Résumé
Il semblerait que les informaticiens nord-coréens utilisent la technologie Deepfake en temps réel pour infiltrer les organisations par le biais de postes de travail à distance. Tout ceci pose d’importants risques en matière de sécurité, de droit et de conformité. Les stratégies de détection que nous détaillons dans ce rapport fournissent aux équipes de sécurité et aux RH des conseils pratiques pour renforcer leurs processus de recrutement contre cette menace.
Lors de notre démonstration, il a fallu un peu plus d’une heure à une personne sans expérience pour comprendre comment créer un Deepfake en temps réel à l’aide d’outils facilement disponibles et de hardware grand public et bon marché. Les adversaires peuvent ainsi facilement créer des identités synthétiques convaincantes, ce qui leur permet d’opérer sans être détectés et de générer potentiellement des revenus pour les régimes sanctionnés.
Bien que nous puissions encore déceler des limites dans la technologie actuelle des Deepfakes, ces limites reculent rapidement. Les organisations doivent mettre en place des défenses à plusieurs niveaux combinant des procédures de vérification renforcées, des contrôles techniques et une surveillance continue tout au long du cycle de vie des employés.
Les clients de Palo Alto Networks sont mieux protégés contre les menaces évoquées ci-dessus grâce à la solution Unit 42 Insider Threat Services
Les organisations peuvent faire appel à l’équipe de réponse à incident de l’Unit 42 pour obtenir une assistance adaptée face à cette menace et d’autres.
Entretiens avec des Nord-Coréens
Les milieux de l’acquisition de talents et de la cybersécurité ont récemment fait état d’une augmentation du nombre de candidats utilisant des Deepfakes en temps réel lors d’entretiens d’embauche. Les enquêteurs ont documenté des cas où les personnes interrogées présentaient des flux vidéo synthétiques, en utilisant des arrière-plans virtuels identiques pour différents profils de candidats, comme le montre la figure 1.

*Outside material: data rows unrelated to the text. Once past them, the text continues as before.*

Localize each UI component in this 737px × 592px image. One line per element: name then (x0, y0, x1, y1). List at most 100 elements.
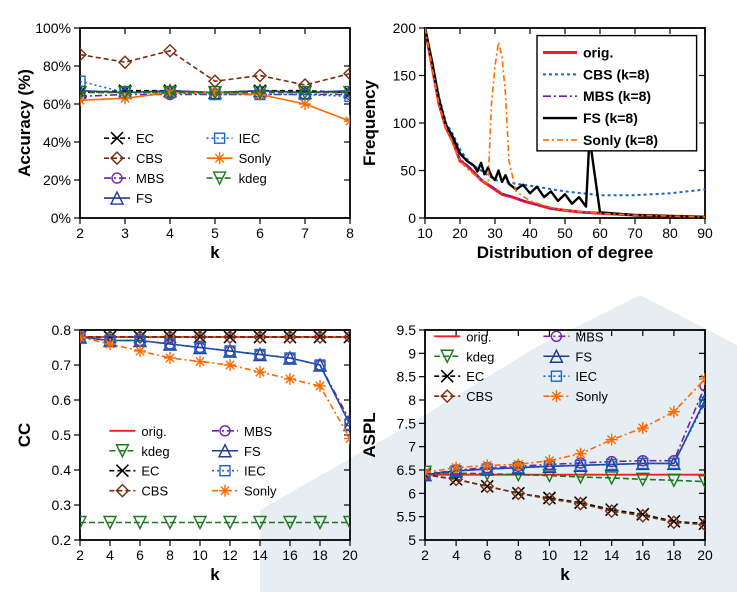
svg-text:150: 150 (393, 68, 417, 84)
svg-text:10: 10 (542, 547, 558, 563)
svg-text:6: 6 (136, 547, 144, 563)
svg-text:0.5: 0.5 (52, 427, 72, 443)
svg-text:12: 12 (222, 547, 238, 563)
svg-text:0: 0 (408, 210, 416, 226)
svg-text:8: 8 (166, 547, 174, 563)
svg-text:100: 100 (393, 115, 417, 131)
svg-text:8: 8 (408, 392, 416, 408)
svg-text:2: 2 (421, 547, 429, 563)
svg-text:FS: FS (244, 444, 261, 459)
svg-text:60: 60 (592, 225, 608, 241)
svg-text:IEC: IEC (244, 464, 266, 479)
svg-text:IEC: IEC (575, 369, 597, 384)
figure-svg: 23456780%20%40%60%80%100%kAccuracy (%)EC… (0, 0, 737, 592)
svg-text:IEC: IEC (239, 131, 261, 146)
legend: EC CBS MBS FS IEC Sonly kdeg (104, 131, 272, 206)
svg-text:5.5: 5.5 (397, 509, 417, 525)
svg-text:8: 8 (514, 547, 522, 563)
svg-text:k: k (560, 565, 570, 584)
svg-text:80%: 80% (43, 58, 71, 74)
svg-text:k: k (210, 243, 220, 262)
svg-text:18: 18 (666, 547, 682, 563)
svg-text:60%: 60% (43, 96, 71, 112)
svg-text:100%: 100% (35, 20, 71, 36)
svg-text:0.3: 0.3 (52, 497, 72, 513)
svg-text:7.5: 7.5 (397, 415, 417, 431)
svg-text:18: 18 (312, 547, 328, 563)
svg-text:40: 40 (522, 225, 538, 241)
svg-text:90: 90 (697, 225, 713, 241)
svg-text:k: k (210, 565, 220, 584)
panel: 23456780%20%40%60%80%100%kAccuracy (%)EC… (15, 20, 356, 262)
svg-text:FS: FS (136, 191, 153, 206)
svg-text:50: 50 (400, 163, 416, 179)
svg-text:kdeg: kdeg (466, 349, 494, 364)
svg-text:6: 6 (483, 547, 491, 563)
svg-text:16: 16 (635, 547, 651, 563)
svg-text:5: 5 (211, 225, 219, 241)
legend: orig.CBS (k=8)MBS (k=8)FS (k=8)Sonly (k=… (537, 36, 697, 151)
svg-text:kdeg: kdeg (239, 171, 267, 186)
svg-text:orig.: orig. (141, 424, 166, 439)
svg-text:14: 14 (252, 547, 268, 563)
svg-text:0.6: 0.6 (52, 392, 72, 408)
svg-text:Sonly: Sonly (239, 151, 272, 166)
figure-root: 23456780%20%40%60%80%100%kAccuracy (%)EC… (0, 0, 737, 592)
svg-text:4: 4 (106, 547, 114, 563)
svg-text:7: 7 (408, 439, 416, 455)
svg-text:10: 10 (192, 547, 208, 563)
svg-text:kdeg: kdeg (141, 444, 169, 459)
svg-text:6: 6 (408, 485, 416, 501)
svg-text:MBS (k=8): MBS (k=8) (583, 88, 651, 104)
legend: orig. kdeg EC CBS MBS FS IEC Sonly (109, 424, 277, 499)
svg-text:8.5: 8.5 (397, 369, 417, 385)
svg-text:8: 8 (346, 225, 354, 241)
svg-text:MBS: MBS (136, 171, 165, 186)
svg-text:200: 200 (393, 20, 417, 36)
svg-text:40%: 40% (43, 134, 71, 150)
svg-text:EC: EC (466, 369, 484, 384)
svg-text:7: 7 (301, 225, 309, 241)
svg-text:0.4: 0.4 (52, 462, 72, 478)
svg-text:5: 5 (408, 532, 416, 548)
svg-text:50: 50 (557, 225, 573, 241)
svg-text:orig.: orig. (583, 45, 613, 61)
svg-text:70: 70 (627, 225, 643, 241)
svg-text:14: 14 (604, 547, 620, 563)
svg-text:EC: EC (141, 464, 159, 479)
svg-text:Accuracy (%): Accuracy (%) (15, 69, 34, 177)
svg-text:20%: 20% (43, 172, 71, 188)
svg-text:EC: EC (136, 131, 154, 146)
svg-text:CC: CC (15, 423, 34, 448)
svg-text:16: 16 (282, 547, 298, 563)
svg-text:Sonly (k=8): Sonly (k=8) (583, 132, 658, 148)
svg-text:Sonly: Sonly (244, 484, 277, 499)
svg-text:0.7: 0.7 (52, 357, 72, 373)
svg-text:CBS: CBS (141, 484, 168, 499)
svg-text:20: 20 (452, 225, 468, 241)
svg-text:0%: 0% (51, 210, 71, 226)
svg-text:MBS: MBS (244, 424, 273, 439)
svg-text:9: 9 (408, 345, 416, 361)
svg-text:4: 4 (166, 225, 174, 241)
svg-text:FS: FS (575, 349, 592, 364)
svg-text:Frequency: Frequency (360, 79, 379, 166)
svg-text:3: 3 (121, 225, 129, 241)
svg-text:MBS: MBS (575, 329, 604, 344)
svg-text:CBS (k=8): CBS (k=8) (583, 66, 650, 82)
svg-text:0.8: 0.8 (52, 322, 72, 338)
svg-text:2: 2 (76, 547, 84, 563)
svg-text:Sonly: Sonly (575, 389, 608, 404)
svg-text:6.5: 6.5 (397, 462, 417, 478)
svg-text:12: 12 (573, 547, 589, 563)
svg-text:10: 10 (417, 225, 433, 241)
svg-text:6: 6 (256, 225, 264, 241)
panel: 102030405060708090050100150200Distributi… (360, 20, 713, 262)
svg-text:orig.: orig. (466, 329, 491, 344)
svg-text:20: 20 (697, 547, 713, 563)
svg-text:20: 20 (342, 547, 358, 563)
svg-text:80: 80 (662, 225, 678, 241)
svg-text:2: 2 (76, 225, 84, 241)
svg-text:9.5: 9.5 (397, 322, 417, 338)
svg-text:CBS: CBS (136, 151, 163, 166)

La newsletter Pragmatic Engineer a publié une étude de cas concernant une entreprise polonaise spécialisée dans l’intelligence artificielle qui a été confrontée à deux candidats Deepfake distincts. Les enquêteurs ont soupçonné qu’il s’agissait de la même personne, en particulier lorsque l’opérateur a fait preuve d’une confiance accrue lors du deuxième entretien technique, alors qu’il connaissait déjà le format et les questions de l’entretien.
L’analyse par l’Unit 42 des indicateurs présentés dans le rapport de Pragmatic Engineer correspond aux tactiques, techniques et procédures (TTP) attribuées aux opérations travailleurs IT provenant de la République populaire démocratique de Corée (RPDC). Il s’agit d’une évolution logique de leur système d’infiltration frauduleuse du travail.
Les acteurs de la menace nord-coréens ont toujours manifesté un grand intérêt pour les techniques de manipulation de l’identité. Dans notre enquête de 2023, nous avons fait état de leurs tentatives de création d’identités synthétiques fondées sur des données personnelles compromises, ce qui les rend plus difficiles à détecter.
Nous avons trouvé d’autres preuves en analysant la violation de Cutout.pro, un service de manipulation d’images par l’IA, qui a révélé des dizaines d’adresses électroniques, vraisemblablement en lien avec les activités des acteurs de la RPDC. La figure 2 montre une telle manipulation d’image dans les photos de tête avec changement de visage.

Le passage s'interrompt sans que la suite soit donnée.